To make the switch from debt creation to debt resolution, choose to fix time and quality. Select a fixed iteration length, and commit to high quality with variable scope. High quality pays dividends over the long run, but also over the short run. The thirty minutes spent on refactoring and automated testing that were completed this morning make this afternoon’s feature straightforward to implement with confidence.

By assigning points to stories during the iteration planning meeting, teams can measure velocity. Velocity is the sum of the story points completed per iteration, usually calculated as a moving average over the last three iterations. Since velocity is determined on the basis of actual team performance, not optimistic or sandbagged time-based estimates, it gives you a much more accurate way to make predictions (not commitments) about future delivery.

Systematically Feel and Address Pain

You (hopefully together with your pair) click start on a story. Sometime in the future you will click finish. What you do in the middle determines the level of technical debt your team will carry on from here.

Here is what your development process might look like today:

  1. Click Start.
  2. Write automated tests, get them passing, and refactor.
  3. Click Finish.

There is a missing step in this workflow. As you write the tests and the implementation, you will feel pain. Take note of the pains by writing future commit messages to resolve them. Be incremental in your approach; none of the commits should take you more than half an hour. Write them into a text file (perhaps called plan.txt), or add them as tasks on a story. Then, before you click finish, prioritize and resolve at least some percentage of the pain. You will feel more pain than you can reasonably resolve, but if you are always prioritizing the most impactful problems, you will chip away at them slowly, but surely.

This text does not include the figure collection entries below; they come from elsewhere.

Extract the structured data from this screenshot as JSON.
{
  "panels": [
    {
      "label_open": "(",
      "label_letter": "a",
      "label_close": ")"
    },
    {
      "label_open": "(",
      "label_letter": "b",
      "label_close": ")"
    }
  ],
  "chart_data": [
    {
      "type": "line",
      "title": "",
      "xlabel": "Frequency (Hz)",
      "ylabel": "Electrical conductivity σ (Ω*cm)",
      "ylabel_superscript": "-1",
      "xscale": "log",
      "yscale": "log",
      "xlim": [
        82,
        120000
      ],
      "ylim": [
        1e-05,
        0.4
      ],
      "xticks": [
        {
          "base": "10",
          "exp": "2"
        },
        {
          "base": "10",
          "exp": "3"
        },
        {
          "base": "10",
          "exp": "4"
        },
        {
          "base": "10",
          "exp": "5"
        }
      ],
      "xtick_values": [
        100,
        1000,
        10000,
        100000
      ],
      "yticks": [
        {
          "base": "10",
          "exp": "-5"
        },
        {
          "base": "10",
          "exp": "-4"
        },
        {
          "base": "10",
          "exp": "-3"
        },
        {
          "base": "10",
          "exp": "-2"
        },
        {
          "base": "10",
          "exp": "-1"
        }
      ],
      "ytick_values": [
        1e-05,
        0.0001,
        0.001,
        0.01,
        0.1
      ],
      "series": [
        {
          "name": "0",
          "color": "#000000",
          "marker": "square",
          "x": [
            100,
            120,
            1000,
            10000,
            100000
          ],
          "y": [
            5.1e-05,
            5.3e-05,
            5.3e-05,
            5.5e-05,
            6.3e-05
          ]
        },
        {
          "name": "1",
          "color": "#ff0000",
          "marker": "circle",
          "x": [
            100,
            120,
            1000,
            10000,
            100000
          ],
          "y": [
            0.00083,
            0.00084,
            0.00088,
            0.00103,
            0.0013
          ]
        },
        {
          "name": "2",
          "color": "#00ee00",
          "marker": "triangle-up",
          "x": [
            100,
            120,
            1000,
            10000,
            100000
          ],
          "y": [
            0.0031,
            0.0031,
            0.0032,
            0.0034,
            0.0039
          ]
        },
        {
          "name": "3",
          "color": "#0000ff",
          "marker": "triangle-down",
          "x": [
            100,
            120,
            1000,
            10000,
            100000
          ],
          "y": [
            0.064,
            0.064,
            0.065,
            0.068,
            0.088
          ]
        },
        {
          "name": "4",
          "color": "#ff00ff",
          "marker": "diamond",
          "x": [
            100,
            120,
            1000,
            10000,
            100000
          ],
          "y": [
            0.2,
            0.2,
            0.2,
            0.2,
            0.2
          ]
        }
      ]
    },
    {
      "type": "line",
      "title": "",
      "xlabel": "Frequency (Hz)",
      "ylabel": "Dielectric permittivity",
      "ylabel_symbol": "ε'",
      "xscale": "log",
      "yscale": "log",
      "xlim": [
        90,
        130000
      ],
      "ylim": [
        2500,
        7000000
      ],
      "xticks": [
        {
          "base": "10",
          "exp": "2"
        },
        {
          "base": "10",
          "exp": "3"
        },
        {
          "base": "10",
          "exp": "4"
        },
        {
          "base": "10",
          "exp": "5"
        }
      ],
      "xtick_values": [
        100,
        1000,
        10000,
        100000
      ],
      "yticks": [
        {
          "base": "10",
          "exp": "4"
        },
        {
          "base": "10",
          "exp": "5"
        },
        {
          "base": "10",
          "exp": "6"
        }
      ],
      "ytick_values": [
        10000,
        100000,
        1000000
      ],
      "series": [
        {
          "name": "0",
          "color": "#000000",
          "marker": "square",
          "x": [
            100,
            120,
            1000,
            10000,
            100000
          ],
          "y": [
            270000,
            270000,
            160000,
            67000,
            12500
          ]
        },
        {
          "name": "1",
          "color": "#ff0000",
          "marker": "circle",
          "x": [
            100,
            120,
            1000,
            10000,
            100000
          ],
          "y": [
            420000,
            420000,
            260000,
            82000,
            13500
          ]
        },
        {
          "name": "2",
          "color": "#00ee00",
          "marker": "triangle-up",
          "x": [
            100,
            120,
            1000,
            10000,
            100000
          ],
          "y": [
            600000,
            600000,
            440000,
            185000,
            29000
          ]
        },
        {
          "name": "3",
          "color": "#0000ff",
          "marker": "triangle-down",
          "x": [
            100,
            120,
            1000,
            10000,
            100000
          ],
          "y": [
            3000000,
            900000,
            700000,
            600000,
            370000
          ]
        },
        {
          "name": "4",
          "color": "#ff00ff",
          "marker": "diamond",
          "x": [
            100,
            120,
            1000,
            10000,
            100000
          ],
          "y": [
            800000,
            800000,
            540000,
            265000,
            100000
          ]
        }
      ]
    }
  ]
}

Suppose you are working on a story to prevent cross-site request forgery and JSON hijacking. Your plan.txt might look like this:

Prefactoring

Backfill test for api.ts

Functionality

If an X-XSRF-TOKEN cookie is present, send it as a header with all post requests
from the frontend

Configure Spring Security to produce a unique token on login, store it in an
XSRF-TOKEN cookie, and require it in an X-XSRF-TOKEN header

Cleanup

Run tslint with every ship

Change log level to WARN

Nest @Configuration classes in a configuration package

Add JSCookie to simplify cookie handling

Rename api to HttpClient

Convert HttpClient to a class with static methods

Convert HttpClient methods to be instance methods instead of static methods

Inject window.fetch as a dependency into HttpClient

Inject CookieRepository as a dependency into HttpClient

Not done

Fix error on server start: java.io.IOException: Connection closed prematurely

Disallow implicit any type in TypeScript

Delete cross-fetch from package.json if it is not needed

Change TypeScript settings to force us to specify the return type of functions

Cooperation and Collaboration

Technical debt is a reality faced by almost all software engineering teams. Its effects are wide-ranging, spanning product quality, release timelines, team cohesion, employee retention, and personal happiness.

Software engineering is a game of cooperation and collaboration. Let’s win this game together by pairing on it, stopping the commitment to time and scope, and systematically feeling and addressing pain.